The legislation bans polls from opening on Sundays, adds new ID requirements to vote absentee by mail and restricts the use of absentee drop boxes to locations inside early voting polling places.
The bill also bars people from casting provisional ballots when they show up at the wrong precinct.
Fleming’s legislation is designed with “surgical precision” to block access to the ballot box compared to options available during the 2020 election season, said Sara Tindall Ghazal, former Voter Protection Director for Georgia Democrats and a former state House candidate.

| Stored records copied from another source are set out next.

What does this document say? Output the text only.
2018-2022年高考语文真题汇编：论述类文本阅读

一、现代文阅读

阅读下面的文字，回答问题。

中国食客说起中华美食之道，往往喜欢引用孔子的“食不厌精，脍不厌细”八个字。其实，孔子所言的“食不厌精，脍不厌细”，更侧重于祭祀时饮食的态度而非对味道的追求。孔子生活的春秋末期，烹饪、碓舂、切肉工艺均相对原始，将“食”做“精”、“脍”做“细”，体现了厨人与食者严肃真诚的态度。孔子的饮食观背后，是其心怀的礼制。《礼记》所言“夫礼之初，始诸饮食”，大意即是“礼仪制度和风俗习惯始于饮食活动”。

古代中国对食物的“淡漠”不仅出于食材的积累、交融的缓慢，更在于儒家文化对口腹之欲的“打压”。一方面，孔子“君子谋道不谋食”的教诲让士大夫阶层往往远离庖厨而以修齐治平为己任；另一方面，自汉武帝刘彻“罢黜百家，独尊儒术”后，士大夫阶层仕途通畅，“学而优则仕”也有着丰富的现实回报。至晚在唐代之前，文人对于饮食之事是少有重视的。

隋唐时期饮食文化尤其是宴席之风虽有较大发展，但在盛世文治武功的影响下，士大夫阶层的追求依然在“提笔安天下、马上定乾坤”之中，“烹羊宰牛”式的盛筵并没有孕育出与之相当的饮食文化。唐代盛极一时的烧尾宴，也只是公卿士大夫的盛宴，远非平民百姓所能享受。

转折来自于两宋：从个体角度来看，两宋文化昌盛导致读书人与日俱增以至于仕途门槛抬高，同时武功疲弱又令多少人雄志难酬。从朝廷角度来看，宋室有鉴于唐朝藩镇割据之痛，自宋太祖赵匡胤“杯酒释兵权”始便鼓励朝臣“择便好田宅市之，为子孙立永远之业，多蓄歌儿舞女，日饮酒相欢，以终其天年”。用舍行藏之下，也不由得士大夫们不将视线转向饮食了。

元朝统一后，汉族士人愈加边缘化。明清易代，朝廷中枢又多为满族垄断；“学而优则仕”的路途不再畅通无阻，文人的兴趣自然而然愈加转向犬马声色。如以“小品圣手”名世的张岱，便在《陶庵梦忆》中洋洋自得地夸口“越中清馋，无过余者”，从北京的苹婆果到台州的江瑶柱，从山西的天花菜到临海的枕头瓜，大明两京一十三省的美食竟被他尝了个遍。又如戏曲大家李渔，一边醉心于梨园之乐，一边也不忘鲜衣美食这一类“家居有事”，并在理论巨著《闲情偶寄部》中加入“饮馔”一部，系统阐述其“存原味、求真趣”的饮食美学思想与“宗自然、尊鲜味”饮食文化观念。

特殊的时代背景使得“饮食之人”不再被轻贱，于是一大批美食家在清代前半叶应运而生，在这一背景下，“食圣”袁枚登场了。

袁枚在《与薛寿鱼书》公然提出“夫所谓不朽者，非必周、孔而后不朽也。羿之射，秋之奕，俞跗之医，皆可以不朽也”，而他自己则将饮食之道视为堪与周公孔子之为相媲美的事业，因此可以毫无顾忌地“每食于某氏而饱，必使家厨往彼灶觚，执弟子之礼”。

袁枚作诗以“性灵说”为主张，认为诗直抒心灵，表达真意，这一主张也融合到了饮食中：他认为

“The numbers bear out the disparate impact of this bill, in particular, will have in eliminating drop boxes for all intents and purposes, restricting early voting three to four possible days, pushing the absentee application process into a very compressed period of time and disenfranchising voters who inadvertently may appear at the wrong precinct on election day,” she said this week.
Democrats also object to the measure’s proposed ban on outside organizations providing grants to county elections offices.
During the 2020 election cycle, millions of dollars poured into Georgia from organizations backed by former Republican California Gov. Arnold Schwarzenegger and others to cover extra costs to run elections during a pandemic.
For instance, Muscogee County received $622,000 in grants that allowed the county to open more early voting locations, provide hazard pay to poll workers and purchase equipment, said Laura Walker, former chair of the Muscogee County Democratic Party Committee.